As always with abortion debates, Kinnaird says the discussion of HB 695 got very heated: “At the end,” she says, “one of the backers of the bill told one of our Democrats that she was going to hell and he was praying for her.” But in this case, passions flared not only because of the content of the bill, but because of the process by which it was pushed through–an issue with a long history of its own.

“At one point (in the debate), the Rules chair stood up and said, ‘Well, you Democrats did it (like this) a long time,'” Kinnaird says. Republican Governor Pat McCrory made a similar comment in a statement denouncing the procedure: “It was not right then,” he said Wednesday, “and it is not right now.” (Kinnaird too doesn’t deny that Democrats could have been more transparent when they were the majority party–but adds, “Just because somebody (else) did it doesn’t make it right.”)

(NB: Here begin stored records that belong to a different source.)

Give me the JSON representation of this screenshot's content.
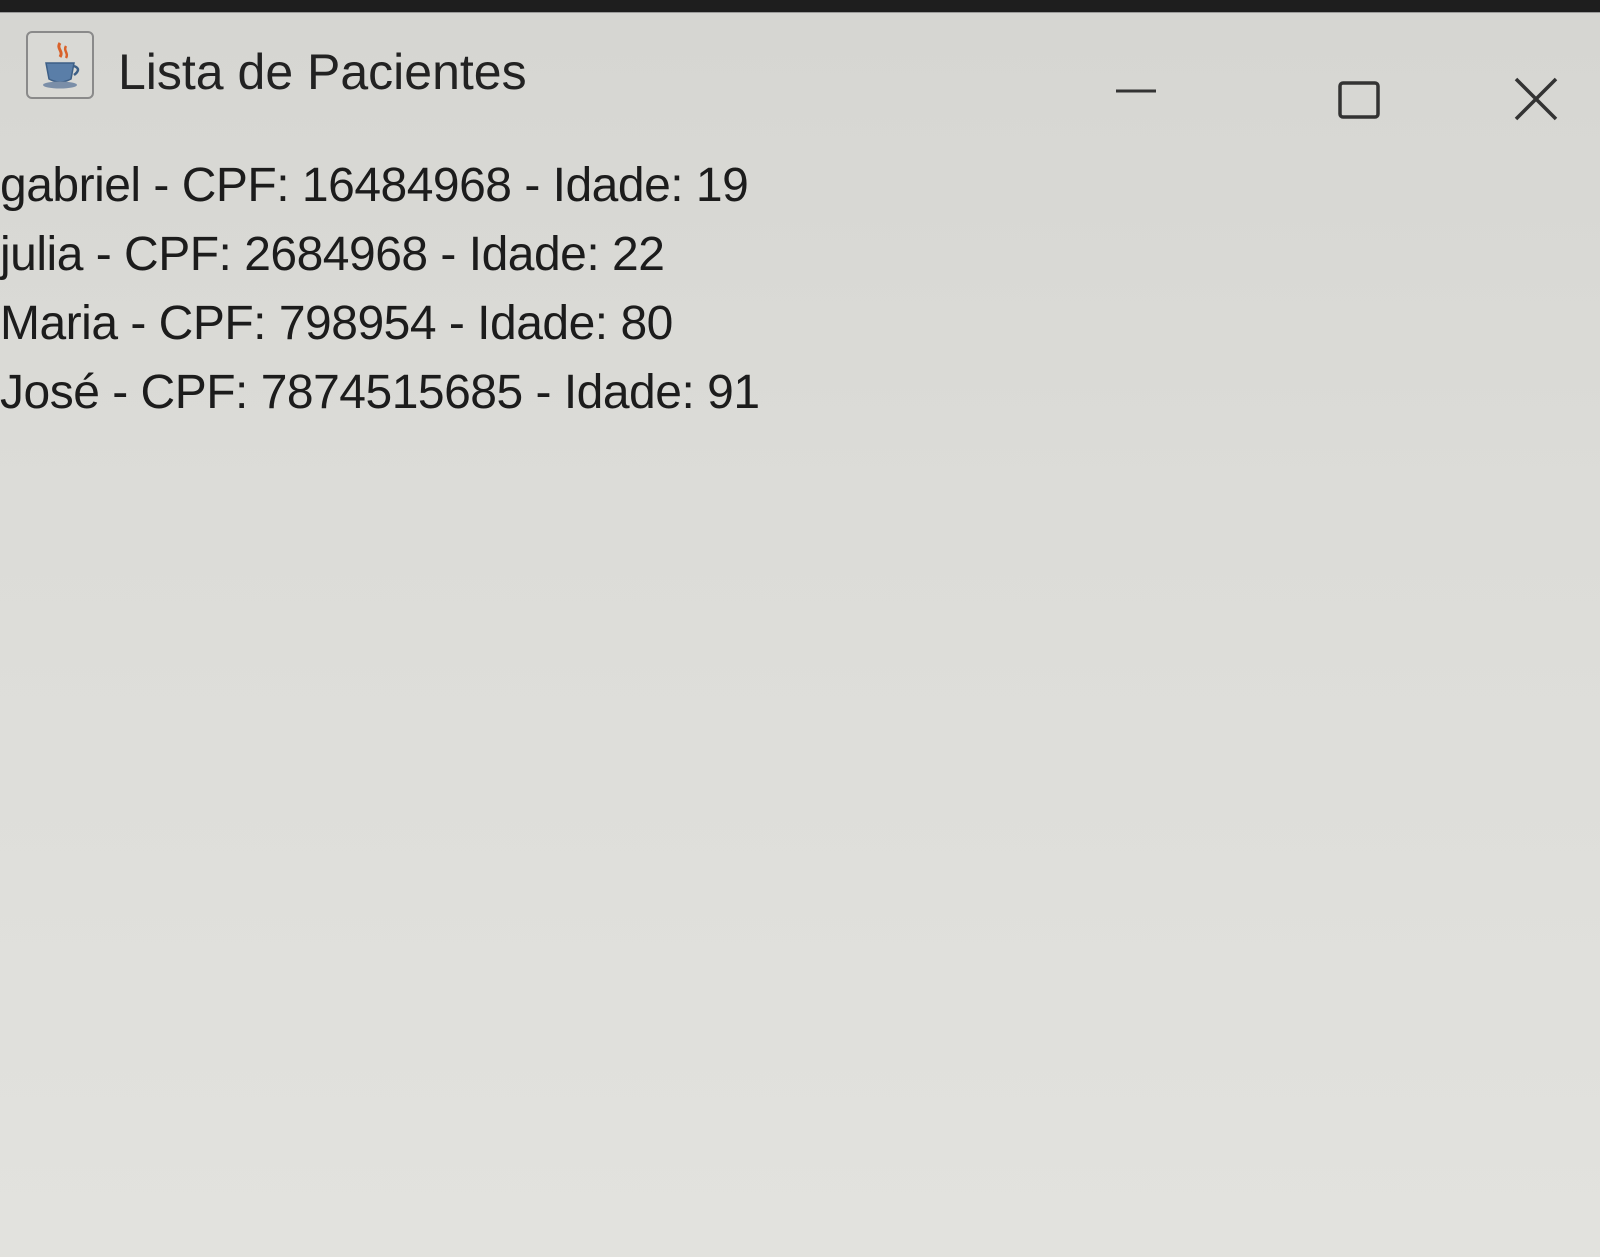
{
  "window": {
    "title": "Lista de Pacientes",
    "icon": "java-cup-icon",
    "controls": {
      "minimize": "minimize-icon",
      "maximize": "maximize-icon",
      "close": "close-icon"
    }
  },
  "patients": [
    {
      "text": "gabriel - CPF: 16484968 - Idade: 19"
    },
    {
      "text": "julia - CPF: 2684968 - Idade: 22"
    },
    {
      "text": "Maria - CPF: 798954 - Idade: 80"
    },
    {
      "text": "José - CPF: 7874515685 - Idade: 91"
    }
  ]
}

House Bill 695 passed the Senate by a vote of 29-12. The amended bill still needs to be approved by the State House, but its passage seems all but certain: Governor McCrory pledged during last year’s campaign not to sign any bill that imposes further restrictions on abortion, but Republicans have a veto-proof majority in both houses even if McCrory follows through on that pledge. Indeed, notwithstanding the procedural controversy, Kinnaird concedes that the bill would likely have passed the Senate in its current form even if GOP leaders had allowed ample time for public debate.

Even if it passes the legislature, though, Kinnaird says the story will be far from over. “The Attorney General said this bill is likely to generate a lot of Constitutional issues in the courts,” she says, “so even if it passes, it’ll be in the courts for a long time.”

And while Democrats have little power to shape the discourse in Raleigh now, Kinnaird says she’s confident that this debate will contribute to an anti-GOP backlash in 2014.

“People are finally beginning to realize (that) this is an extreme group, and we know that the people of North Carolina do not want extremism,” she says. “They don’t want to be on the Jon Stewart show (or) Rachel Maddow as laughingstocks of the country…

“We used to be a beacon of light (and) a beacon of enlightenment in the South, and we are no longer that–and I know that the people of North Carolina believe that we should be that beacon of light, that beacon of enlightenment. And they’re going to, I think, really react at the polls.”